Page:Lamartine - Œuvres complètes de Lamartine, tome 16.djvu/372

Le texte de cette page a été corrigé et est conforme au fac-similé.

« Je le sais, ô Cédar, le ciel est entre nous ;
Les mortels ne devraient te parler qu’à genoux.
J’aurais dû pour toujours étouffer dans mon âme
Cet amour dont un mot a révélé la flamme,
Et, comme le charbon dans la main renfermé,
Ne découvrir mon cœur qu’en cendre consumé !
Et pourtant cet amour dont l’aveu seul t’outrage
Involontairement n’est-il pas ton ouvrage ?

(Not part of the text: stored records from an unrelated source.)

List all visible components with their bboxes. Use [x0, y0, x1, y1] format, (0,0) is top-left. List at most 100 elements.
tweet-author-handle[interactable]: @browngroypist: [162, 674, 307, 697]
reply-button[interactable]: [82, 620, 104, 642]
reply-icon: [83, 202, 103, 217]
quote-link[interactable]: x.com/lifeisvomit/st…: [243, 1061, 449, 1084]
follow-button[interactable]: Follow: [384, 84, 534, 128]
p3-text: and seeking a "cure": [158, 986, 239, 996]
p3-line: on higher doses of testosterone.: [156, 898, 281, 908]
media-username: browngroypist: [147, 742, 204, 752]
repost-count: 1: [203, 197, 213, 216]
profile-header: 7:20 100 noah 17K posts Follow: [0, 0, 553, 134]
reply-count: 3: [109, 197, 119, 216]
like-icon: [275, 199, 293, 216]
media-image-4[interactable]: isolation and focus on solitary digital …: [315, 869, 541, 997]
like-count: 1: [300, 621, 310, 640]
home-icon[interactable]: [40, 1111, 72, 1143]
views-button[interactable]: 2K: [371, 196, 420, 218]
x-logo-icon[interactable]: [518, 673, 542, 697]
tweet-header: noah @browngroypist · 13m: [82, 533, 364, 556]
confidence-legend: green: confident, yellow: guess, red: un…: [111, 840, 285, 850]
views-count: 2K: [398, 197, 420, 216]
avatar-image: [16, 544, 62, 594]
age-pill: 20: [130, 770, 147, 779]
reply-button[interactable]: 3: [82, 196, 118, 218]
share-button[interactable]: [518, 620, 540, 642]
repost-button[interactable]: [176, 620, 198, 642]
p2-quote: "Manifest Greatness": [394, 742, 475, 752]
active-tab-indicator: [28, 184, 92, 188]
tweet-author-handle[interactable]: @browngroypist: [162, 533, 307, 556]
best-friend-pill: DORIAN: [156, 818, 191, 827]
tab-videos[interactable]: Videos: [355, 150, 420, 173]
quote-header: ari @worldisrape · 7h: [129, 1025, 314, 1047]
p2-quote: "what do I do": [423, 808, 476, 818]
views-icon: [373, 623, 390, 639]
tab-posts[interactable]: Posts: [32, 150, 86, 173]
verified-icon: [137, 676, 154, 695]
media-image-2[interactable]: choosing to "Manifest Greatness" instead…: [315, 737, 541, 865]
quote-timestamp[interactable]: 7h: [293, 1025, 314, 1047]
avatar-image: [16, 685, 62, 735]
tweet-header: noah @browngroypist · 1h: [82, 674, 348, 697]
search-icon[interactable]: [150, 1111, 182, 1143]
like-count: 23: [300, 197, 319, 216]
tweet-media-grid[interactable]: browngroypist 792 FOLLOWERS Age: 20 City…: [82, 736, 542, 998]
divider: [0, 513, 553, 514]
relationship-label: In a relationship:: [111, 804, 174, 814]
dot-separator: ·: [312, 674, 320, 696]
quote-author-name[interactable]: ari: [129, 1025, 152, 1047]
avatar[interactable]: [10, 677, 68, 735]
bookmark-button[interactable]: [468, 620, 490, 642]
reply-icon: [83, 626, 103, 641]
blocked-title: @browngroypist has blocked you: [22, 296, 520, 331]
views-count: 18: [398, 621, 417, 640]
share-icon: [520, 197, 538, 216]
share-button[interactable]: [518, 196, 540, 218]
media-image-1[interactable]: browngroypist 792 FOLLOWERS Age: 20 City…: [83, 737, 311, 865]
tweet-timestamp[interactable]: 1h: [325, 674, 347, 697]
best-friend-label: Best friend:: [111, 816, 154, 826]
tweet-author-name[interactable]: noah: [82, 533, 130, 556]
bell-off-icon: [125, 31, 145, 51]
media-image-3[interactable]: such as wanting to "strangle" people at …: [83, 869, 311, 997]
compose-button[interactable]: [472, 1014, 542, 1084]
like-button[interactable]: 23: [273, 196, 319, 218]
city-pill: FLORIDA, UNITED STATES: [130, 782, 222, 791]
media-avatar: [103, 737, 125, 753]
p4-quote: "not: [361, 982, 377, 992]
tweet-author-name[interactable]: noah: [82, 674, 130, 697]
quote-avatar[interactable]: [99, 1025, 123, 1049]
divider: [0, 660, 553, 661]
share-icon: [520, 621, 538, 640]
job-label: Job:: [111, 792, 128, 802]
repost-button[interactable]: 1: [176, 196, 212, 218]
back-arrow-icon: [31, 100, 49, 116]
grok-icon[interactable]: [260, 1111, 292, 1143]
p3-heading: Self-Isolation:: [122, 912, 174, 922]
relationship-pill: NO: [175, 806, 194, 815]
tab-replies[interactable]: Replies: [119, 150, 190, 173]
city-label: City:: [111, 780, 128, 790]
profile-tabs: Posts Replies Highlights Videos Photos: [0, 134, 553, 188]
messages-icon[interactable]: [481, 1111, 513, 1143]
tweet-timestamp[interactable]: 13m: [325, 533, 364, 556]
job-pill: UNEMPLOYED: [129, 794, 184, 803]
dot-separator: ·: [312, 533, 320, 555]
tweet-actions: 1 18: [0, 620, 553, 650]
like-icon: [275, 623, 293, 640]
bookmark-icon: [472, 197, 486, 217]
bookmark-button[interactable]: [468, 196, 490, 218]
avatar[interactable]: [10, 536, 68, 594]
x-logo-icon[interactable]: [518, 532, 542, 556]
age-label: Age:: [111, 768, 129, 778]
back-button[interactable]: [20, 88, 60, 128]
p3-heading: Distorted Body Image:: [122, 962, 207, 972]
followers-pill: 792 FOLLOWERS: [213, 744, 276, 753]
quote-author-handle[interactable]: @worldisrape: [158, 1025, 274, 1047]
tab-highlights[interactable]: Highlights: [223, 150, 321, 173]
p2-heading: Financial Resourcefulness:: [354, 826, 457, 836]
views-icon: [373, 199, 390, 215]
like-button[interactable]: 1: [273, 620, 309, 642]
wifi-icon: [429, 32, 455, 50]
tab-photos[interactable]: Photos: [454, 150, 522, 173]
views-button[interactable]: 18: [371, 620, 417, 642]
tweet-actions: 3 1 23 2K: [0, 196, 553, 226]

N’as-tu pas relevé mon front humilié ?
N’as-tu pas rassuré mon amour par pitié ?
N’as-tu pas approché de ton sein qu’il adore
Ce cœur où l’étincelle était dormante encore ?
C’est toi qui l’allumas de ton souffle de dieu,
Est-ce ma faute, ô dis ! si la paille a pris feu ?
Si ton divin regard, qui consumerait l’ange,
En tombant sur la terre a consumé ma fange ?
Tout mon crime, ô Cédar ! c’est toi qui l’as commis !
Mais moi, je l’expierai d’un cœur humble et soumis.
Frappe-moi ! punis-moi du culte qui m’embrase !
Je bénirai ton pied si c’est lui qui m’écrase !
J’adorerai de toi jusques à ton mépris !
Esclave sans espoir, je servirai sans prix ;
À quelque abaissement qu’un geste me ravale,
Je mettrai mon orgueil à servir ma rivale !
De mes mains, pour tes yeux, j’ornerai ses appas !
Je serai devant toi le tapis de ses pas !
Je t’en entretiendrai pour tromper mon attente ;
Tu me diras : « Je l’aime », et je serai contente !
Je trouverai ma joie où d’autres ont leurs morts.